By cultivating relationships in the boroughs of New York City and among farmers upstate, Derryck and his team have bridged the gap between urban communities and growers. It’s from those relationships that the Corbin Hill Food Project has grown.
Starting a new kind of “food hub”
Corbin Hill is a food hub, connecting local farmers and the food they grow to regional communities. Food hubs typically start because small family farms – struggling to sell produce and compete with corporate farms – organize in search of a local market.
But unlike the typical food-hub model, Derryck wasn’t a farmer looking for a buyer. He was a buyer seeking out the farm.
“We had all these wonderful community gardens, rooftop gardens … it taught people things, people began to know where their food comes from, how it’s grown,” he said. “But none of these projects were at a scale that would make an impact on the community.”
After buying the Schoharie Farm, Derryck quickly realized farmers upstate were already growing enough produce – someone just needed to get it into urban households.
One city, many communities, different needs
Corbin Hill has been intentional in its work.

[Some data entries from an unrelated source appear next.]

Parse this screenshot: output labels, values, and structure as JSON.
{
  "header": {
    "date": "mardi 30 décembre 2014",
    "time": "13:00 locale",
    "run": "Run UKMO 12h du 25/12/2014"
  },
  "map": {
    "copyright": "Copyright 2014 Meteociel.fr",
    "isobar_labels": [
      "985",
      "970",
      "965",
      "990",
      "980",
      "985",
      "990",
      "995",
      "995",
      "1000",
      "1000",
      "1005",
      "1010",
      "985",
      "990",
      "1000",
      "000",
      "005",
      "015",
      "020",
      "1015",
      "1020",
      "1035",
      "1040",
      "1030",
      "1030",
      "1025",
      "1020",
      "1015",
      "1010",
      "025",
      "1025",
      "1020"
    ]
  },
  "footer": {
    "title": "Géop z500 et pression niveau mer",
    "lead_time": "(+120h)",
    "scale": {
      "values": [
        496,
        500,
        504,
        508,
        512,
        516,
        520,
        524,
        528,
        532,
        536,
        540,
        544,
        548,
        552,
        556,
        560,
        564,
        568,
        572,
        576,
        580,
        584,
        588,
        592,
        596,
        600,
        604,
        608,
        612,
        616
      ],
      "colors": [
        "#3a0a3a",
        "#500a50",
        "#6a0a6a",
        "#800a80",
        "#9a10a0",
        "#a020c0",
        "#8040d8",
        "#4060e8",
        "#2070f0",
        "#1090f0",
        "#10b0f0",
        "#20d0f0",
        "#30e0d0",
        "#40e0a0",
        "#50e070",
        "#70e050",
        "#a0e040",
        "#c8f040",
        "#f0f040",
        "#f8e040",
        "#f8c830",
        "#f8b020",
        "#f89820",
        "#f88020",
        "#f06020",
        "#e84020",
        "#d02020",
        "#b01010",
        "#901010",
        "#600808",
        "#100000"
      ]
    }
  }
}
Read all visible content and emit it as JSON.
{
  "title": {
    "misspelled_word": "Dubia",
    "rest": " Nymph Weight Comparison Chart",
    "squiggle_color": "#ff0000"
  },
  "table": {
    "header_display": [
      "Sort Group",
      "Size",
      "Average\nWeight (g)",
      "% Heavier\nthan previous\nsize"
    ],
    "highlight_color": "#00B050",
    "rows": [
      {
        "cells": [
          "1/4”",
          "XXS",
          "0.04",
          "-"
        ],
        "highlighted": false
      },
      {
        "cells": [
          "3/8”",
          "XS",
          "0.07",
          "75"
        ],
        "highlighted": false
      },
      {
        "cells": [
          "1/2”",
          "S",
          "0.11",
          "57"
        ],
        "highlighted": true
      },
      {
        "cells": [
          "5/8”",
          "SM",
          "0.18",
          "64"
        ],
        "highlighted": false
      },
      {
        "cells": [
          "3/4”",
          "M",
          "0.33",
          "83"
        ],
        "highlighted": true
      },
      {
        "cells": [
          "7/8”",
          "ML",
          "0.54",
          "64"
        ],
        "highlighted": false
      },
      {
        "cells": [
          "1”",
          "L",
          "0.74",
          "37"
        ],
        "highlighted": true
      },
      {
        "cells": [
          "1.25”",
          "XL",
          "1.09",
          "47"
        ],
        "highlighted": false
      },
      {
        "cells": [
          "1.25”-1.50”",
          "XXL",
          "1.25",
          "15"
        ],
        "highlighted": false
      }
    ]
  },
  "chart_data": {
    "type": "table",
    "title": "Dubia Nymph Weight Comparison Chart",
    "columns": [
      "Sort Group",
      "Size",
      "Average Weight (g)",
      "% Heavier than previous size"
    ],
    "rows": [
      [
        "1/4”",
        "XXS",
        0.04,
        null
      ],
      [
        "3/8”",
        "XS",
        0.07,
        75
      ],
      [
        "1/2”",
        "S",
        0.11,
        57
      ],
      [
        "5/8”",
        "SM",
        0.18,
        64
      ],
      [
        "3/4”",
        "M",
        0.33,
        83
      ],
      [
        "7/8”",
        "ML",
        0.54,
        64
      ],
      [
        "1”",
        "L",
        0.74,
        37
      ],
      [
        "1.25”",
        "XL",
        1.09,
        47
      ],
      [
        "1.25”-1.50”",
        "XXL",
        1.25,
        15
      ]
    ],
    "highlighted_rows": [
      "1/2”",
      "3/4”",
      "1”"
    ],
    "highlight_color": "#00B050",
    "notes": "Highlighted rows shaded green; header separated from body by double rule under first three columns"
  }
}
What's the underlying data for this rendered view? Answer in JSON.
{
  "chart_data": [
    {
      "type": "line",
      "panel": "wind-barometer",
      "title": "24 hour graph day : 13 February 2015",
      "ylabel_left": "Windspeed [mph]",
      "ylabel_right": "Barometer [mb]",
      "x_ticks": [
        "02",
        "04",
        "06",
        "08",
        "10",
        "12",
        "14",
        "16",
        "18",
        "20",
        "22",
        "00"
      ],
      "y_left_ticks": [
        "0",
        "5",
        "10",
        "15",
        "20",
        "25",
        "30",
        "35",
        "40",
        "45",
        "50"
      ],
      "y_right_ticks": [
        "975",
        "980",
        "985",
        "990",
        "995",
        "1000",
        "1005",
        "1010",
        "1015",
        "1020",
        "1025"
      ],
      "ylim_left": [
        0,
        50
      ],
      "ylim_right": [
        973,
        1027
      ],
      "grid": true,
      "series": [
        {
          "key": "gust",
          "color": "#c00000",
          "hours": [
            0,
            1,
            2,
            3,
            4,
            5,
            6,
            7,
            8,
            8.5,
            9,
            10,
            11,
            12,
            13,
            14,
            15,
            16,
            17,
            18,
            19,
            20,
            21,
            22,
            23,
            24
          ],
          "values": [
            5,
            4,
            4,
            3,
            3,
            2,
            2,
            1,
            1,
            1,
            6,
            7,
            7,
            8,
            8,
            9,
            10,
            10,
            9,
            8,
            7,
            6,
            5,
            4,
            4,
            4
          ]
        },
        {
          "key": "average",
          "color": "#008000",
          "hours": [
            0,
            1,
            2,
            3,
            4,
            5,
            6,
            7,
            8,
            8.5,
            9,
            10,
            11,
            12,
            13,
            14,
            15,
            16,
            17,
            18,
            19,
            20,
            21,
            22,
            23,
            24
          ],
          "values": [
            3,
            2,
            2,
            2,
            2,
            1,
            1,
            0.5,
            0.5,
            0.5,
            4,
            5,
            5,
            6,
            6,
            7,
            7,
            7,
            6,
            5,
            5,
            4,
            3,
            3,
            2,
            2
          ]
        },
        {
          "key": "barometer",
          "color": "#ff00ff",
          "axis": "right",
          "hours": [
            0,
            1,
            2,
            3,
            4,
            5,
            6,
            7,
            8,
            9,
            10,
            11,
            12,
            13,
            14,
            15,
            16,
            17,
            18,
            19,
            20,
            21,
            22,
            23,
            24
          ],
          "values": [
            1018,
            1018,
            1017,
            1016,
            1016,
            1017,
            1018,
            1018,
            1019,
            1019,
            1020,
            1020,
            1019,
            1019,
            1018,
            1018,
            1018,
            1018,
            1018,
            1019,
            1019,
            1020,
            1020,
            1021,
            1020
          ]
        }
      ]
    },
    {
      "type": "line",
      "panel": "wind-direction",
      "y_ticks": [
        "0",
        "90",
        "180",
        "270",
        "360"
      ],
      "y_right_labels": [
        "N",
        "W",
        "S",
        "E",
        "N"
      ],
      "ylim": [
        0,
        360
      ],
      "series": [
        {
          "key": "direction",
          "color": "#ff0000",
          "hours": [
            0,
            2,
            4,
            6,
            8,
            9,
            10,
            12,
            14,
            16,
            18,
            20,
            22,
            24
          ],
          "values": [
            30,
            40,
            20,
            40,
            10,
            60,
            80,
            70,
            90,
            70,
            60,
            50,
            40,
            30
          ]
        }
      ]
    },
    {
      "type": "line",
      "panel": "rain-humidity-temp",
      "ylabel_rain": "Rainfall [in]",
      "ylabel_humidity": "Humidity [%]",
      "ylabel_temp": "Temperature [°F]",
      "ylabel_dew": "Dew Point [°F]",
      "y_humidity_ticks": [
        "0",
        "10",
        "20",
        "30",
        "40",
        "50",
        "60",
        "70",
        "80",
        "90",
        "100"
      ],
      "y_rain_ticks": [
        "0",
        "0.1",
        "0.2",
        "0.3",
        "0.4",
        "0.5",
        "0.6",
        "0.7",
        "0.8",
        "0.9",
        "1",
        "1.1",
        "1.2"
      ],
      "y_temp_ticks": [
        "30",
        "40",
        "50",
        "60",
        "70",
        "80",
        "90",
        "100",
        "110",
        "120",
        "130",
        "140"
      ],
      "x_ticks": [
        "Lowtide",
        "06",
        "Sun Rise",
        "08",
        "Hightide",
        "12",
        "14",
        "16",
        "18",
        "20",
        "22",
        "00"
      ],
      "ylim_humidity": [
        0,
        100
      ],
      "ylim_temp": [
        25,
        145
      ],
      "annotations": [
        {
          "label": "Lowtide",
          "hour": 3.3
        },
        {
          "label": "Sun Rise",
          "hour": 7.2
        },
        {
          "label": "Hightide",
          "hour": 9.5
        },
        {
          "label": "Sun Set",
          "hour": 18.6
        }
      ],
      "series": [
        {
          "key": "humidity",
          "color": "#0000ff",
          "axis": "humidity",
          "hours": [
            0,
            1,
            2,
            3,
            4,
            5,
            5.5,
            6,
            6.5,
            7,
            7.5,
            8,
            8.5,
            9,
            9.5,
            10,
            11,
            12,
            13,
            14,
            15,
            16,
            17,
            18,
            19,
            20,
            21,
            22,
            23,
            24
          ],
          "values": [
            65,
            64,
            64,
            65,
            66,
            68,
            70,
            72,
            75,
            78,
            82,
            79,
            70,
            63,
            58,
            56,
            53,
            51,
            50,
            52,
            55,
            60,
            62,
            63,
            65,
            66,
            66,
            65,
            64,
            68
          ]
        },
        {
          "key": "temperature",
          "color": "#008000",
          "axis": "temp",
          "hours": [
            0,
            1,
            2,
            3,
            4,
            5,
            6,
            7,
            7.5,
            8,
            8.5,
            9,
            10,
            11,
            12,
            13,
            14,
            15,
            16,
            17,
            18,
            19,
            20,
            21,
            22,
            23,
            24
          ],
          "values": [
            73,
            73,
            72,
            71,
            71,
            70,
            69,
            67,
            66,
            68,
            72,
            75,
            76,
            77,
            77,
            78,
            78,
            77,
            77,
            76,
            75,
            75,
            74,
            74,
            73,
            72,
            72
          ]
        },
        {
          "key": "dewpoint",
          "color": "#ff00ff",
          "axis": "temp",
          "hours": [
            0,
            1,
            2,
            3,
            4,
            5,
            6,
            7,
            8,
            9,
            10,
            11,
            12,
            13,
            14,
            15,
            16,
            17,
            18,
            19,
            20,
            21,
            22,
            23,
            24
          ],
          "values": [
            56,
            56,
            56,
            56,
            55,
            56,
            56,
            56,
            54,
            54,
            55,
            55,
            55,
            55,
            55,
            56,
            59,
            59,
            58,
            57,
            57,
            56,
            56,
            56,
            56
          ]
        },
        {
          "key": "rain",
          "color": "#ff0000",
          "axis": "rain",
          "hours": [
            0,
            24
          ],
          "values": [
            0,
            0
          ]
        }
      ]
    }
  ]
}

“It’s not about aggregating and getting things to market in general, but it’s specifically about aggregating and getting to those who need it most,” Derryck said. “We knew when we started … that 16 percent of the folks in the [Harlem and South Bronx] communities – which comprised 70,000 people – were making less than 200 percent of the federal poverty level.”
With this in mind, Derryck and his colleagues sought new ways to ensure boxes full of fruit, vegetables and eggs were reasonably priced for slimmer budgets. They began partnering with community organizations to create tailored boxes, which sell at a price much lower than Corbin Hill’s standard of $28. For example, by working with Harlem Children’s Zone, Corbin Hill is able to get fresh produce to families of Headstart kids – low-income kids whose parents may not always be able to afford such things, especially when sold at standard grocery prices. Through other partnerships, they are also able to offer boxes for seniors are priced at $8 and family-specific boxes, range from $14 to $20.
By varying options for farm shares, Corbin Hill ensures that everyone has access to healthy food – not just those in more affluent areas of the city. Most importantly, Corbin Hill aims to shift power to the consumer.
“No one ever asked the farmer, ‘What could you grow for this community?’ [But] people wanted to know, ‘Can you grow this?’” Derryck said. “That changed the discussion. They were no longer passive consumers being handed things; they were consumers making decisions. They were consumers making requests. They were beginning to take ownership.”
More than healthy food, it’s about affordable food
Since Corbin Hill started, it has expanded far beyond Harlem and the Bronx, and is now serving every borough in New York City.
But even as they grow, Derryck remains focused on ensuring the community maintains control over where food comes from and where it goes. He wants everyone – even those that fall along the fringe, such as the formerly incarcerated who lose access to food stamps – to have a way to eat healthfully.
“We just put in a huge order for 450 men going through rehabilitation … Ninety-nine percent of that population being black or Latino. We’re talking about some real sense of equity and real sense of trying to get things to these individuals who have no access,” Derryck said. “These are the kinds of groups that we are after. This is what equity really means to us.”
Corbin Hill is also about pushing for structural change. Derryck is looking into “alternative resources of sustainable funding,” such as Community Reinvestment Act (CRA) tax credits, similar to what’s used to assist in funding low-income housing.
“While there are numerous ways to fund, for example, affordable housing projects, there are very few options when it comes to funding to feed low-income people,” he said. “[We should be] structurally designing things.”
Derryck wants Corbin Hill to be part of changing that design. Corbin Hill is not just about increasing access to fruits and vegetables, but developing sustainable funding models that truly address how we feed people of every socio-economic background.